Quarterly report pursuant to Section 13 or 15(d)

Subsequent Events

v3.23.1
Subsequent Events
3 Months Ended
Apr. 02, 2023
Subsequent Events [Abstract]  
Subsequent Events Subsequent Events
Convertible Senior Notes
On April 20, 2023, the Company issued $172.5 million aggregate principal amount of 3.0% convertible senior notes due 2028 (the “Convertible Senior Notes”), pursuant to an indenture, dated as of April 20, 2023 (the “Indenture”), between the Company and U.S. Bank Trust Company, National Association, as trustee (the “Trustee”).

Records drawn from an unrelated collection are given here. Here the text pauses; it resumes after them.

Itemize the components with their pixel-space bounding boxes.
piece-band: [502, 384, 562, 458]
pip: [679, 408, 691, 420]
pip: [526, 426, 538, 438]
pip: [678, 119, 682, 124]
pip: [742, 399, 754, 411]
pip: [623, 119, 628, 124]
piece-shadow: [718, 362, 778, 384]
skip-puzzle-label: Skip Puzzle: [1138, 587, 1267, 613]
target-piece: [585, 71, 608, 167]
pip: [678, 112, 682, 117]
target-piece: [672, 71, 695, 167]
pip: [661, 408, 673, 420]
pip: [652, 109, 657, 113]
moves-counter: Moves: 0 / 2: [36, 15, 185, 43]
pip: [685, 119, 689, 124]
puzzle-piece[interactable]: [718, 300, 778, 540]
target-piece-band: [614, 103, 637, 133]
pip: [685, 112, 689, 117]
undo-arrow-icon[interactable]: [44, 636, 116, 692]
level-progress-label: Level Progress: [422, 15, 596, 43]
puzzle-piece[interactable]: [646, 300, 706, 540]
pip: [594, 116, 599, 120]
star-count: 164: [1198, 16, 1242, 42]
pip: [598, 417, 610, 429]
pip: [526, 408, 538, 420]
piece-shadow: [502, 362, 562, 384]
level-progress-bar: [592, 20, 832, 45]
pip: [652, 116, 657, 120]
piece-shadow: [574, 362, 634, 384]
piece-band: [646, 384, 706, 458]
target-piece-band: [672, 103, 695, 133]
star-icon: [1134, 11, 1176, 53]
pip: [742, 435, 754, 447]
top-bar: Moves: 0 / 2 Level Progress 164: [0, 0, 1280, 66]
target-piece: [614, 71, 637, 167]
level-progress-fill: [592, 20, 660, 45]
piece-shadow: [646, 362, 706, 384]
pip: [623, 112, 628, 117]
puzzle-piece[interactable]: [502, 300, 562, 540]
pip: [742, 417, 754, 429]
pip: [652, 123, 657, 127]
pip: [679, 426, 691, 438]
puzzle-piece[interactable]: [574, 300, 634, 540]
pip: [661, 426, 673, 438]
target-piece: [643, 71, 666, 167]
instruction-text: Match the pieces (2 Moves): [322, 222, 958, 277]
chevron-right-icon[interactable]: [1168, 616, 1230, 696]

The offering and sale of the Convertible Senior Notes were made by the Company to the initial purchasers in reliance on the exemption from registration provided by Section 4(a)(2) of the Securities Act of 1933, as amended (the “Securities Act”), for resale by the initial purchasers to qualified institutional buyers (as defined in the Securities Act) pursuant to the exemption from registration provided by Rule 144A under the Securities Act. The issuance includes the exercise in full by the initial purchasers of their option to purchase an additional $22.5 million aggregate principal amount of Convertible Senior Notes. $10.0 million principal amount of Convertible Senior Notes (the “Affiliate Notes”) were issued to an entity affiliated with Thurman John “T.J.” Rodgers, the Company’s Chairman (the “Affiliated Investor”), in a concurrent private placement.
The Convertible Senior Notes are unsecured obligations of the Company and bear interest at a rate of 3.0% per year from April 20, 2023, and will be payable semiannually in arrears on May 1 and November 1 of each year, beginning on November 1, 2023. The Convertible Senior Notes and the Affiliated Notes will mature on May 1, 2028 unless earlier converted, redeemed or repurchased.
The net proceeds from the offering are approximately $165.7 million. The Company used approximately 10% of the gross proceeds from the offering to pay the cost of the capped call transactions entered on April 20, 2023 in connection with the offering. The remaining net proceeds will be used to build out a second battery cell manufacturing facility and fund the acquisition of production lines of the Company’s second-generation manufacturing equipment, and for working capital and other general corporate purposes.
Capped Call Transactions
The capped call transactions are generally expected to reduce the potential dilution to the Company's common stock upon any conversion of the Convertible Senior Notes and/or offset any cash payments the Company is required to make in excess of the principal amount of the converted Convertible Senior Notes, as the case may be, with such reduction and/or offset subject to a cap based on a cap price initially equal to $21.17 per share (which represents a premium of 56.0% over the last reported sale price of the Company's common stock of $13.57 per share on The Nasdaq Global Select Market on April 17, 2023), and is subject to certain adjustments under the terms of the capped call transactions.